RNA-basierte antivirale Immunität in einem pflanzlichen in vitro-System

First observed in plants, suppression of viral infections by small RNAs is yet established as an ancient immune response that is mechanistically related to RNA interference (RNAi). The immune response initiates with the recognition of viral double-stranded and/or structured RNA by DICER-LIKE (DCL) RNAse III enzymes that generate 21–25 nucleotide (nt) RNA fragments. Some of these small interfering RNAs (siRNAs) direct specific silencing of the homologous viral genomic and/or messenger RNAs by RNaseH-like Argonaute protein(s). The Argonaute proteins are believed to be components of yet incompletely characterized effector complexes, such as RNA-induced silencing complexes (RISC). In Arabidopsis Thaliana, four DCLs and ten Argonaute proteins are reported. So far, it was shown that DCL2 and DCL4 that generate 22 nt and 21 nt siRNAs act redundantly, and either was found sufficient to initiate small RNA-directed immunity against various positive-strand RNA viruses. Concerning the Argonaute proteins, controversial data exist on the role of Ago1 mediating antiviral activity. Ago2 and Ago5 bind viral siRNAs but their role in viral immunity is tentative. Importantly, many plant viruses have evolved proteins that suppress at different stages of the silencing pathway.
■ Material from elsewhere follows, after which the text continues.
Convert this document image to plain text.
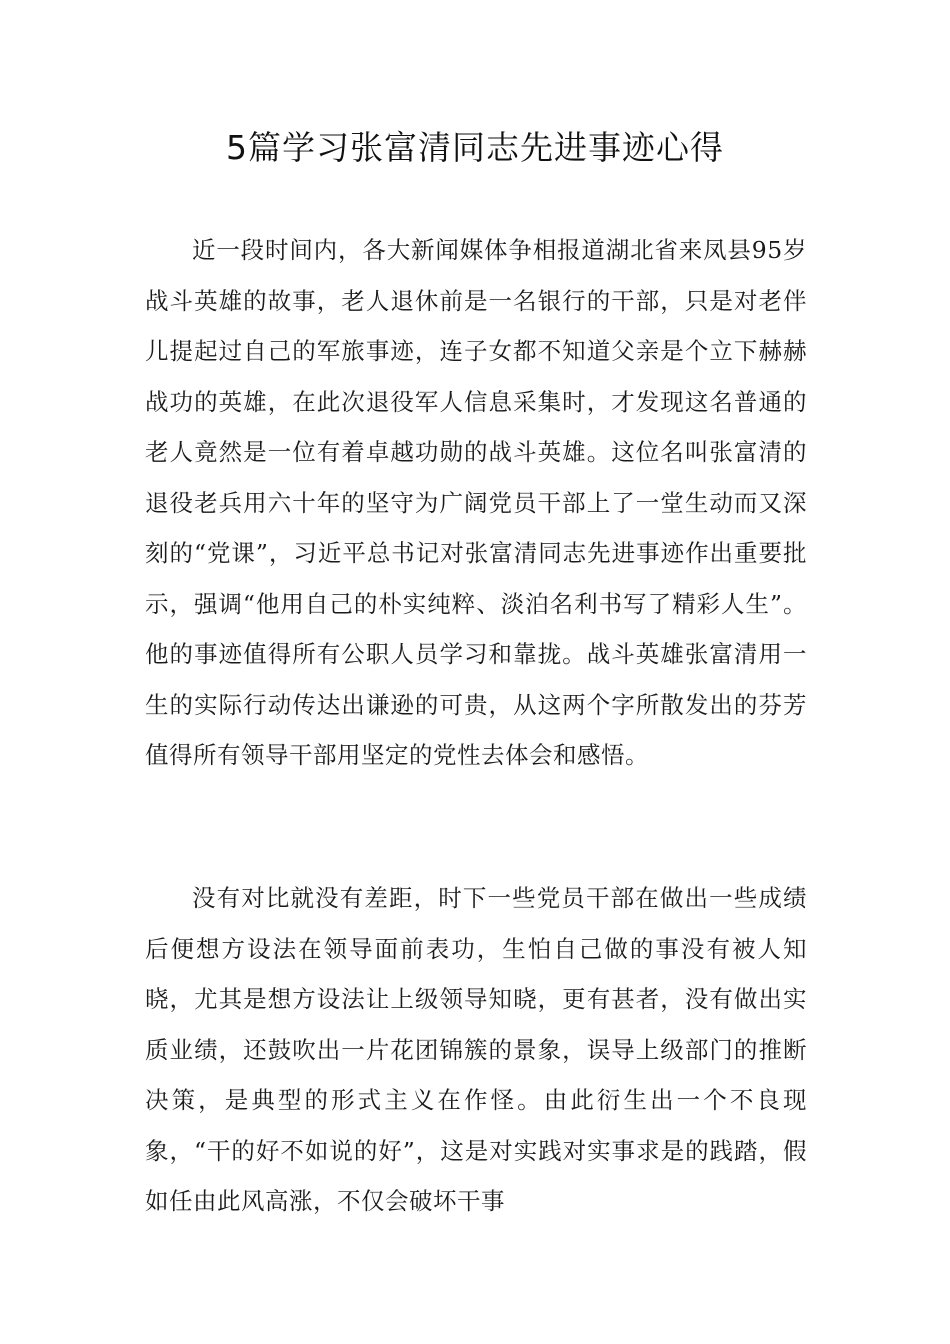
5篇学习张富清同志先进事迹心得

近一段时间内，各大新闻媒体争相报道湖北省来凤县95岁战斗英雄的故事，老人退休前是一名银行的干部，只是对老伴儿提起过自己的军旅事迹，连子女都不知道父亲是个立下赫赫战功的英雄，在此次退役军人信息采集时，才发现这名普通的老人竟然是一位有着卓越功勋的战斗英雄。这位名叫张富清的退役老兵用六十年的坚守为广阔党员干部上了一堂生动而又深刻的“党课”，习近平总书记对张富清同志先进事迹作出重要批示，强调“他用自己的朴实纯粹、淡泊名利书写了精彩人生”。他的事迹值得所有公职人员学习和靠拢。战斗英雄张富清用一生的实际行动传达出谦逊的可贵，从这两个字所散发出的芬芳值得所有领导干部用坚定的党性去体会和感悟。

没有对比就没有差距，时下一些党员干部在做出一些成绩后便想方设法在领导面前表功，生怕自己做的事没有被人知晓，尤其是想方设法让上级领导知晓，更有甚者，没有做出实质业绩，还鼓吹出一片花团锦簇的景象，误导上级部门的推断决策，是典型的形式主义在作怪。由此衍生出一个不良现象，“干的好不如说的好”，这是对实践对实事求是的践踏，假如任由此风高涨，不仅会破坏干事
The best-characterized silencing suppressor is the p19 protein of Tombusviruses, which specifically binds 21-nt siRNAs in vitro and in vivo preventing siRNA incorporation into effector complexes such as RISC. Taking advantage of an in vitro translation/replication system of the Tombusvirus Tomato bushy stunt virus (TBSV), this project aims at performing an in depth characterization of the function of TBSV RNA generated siRNAs and of individual cellular proteins in RNA-based antiviral immunity.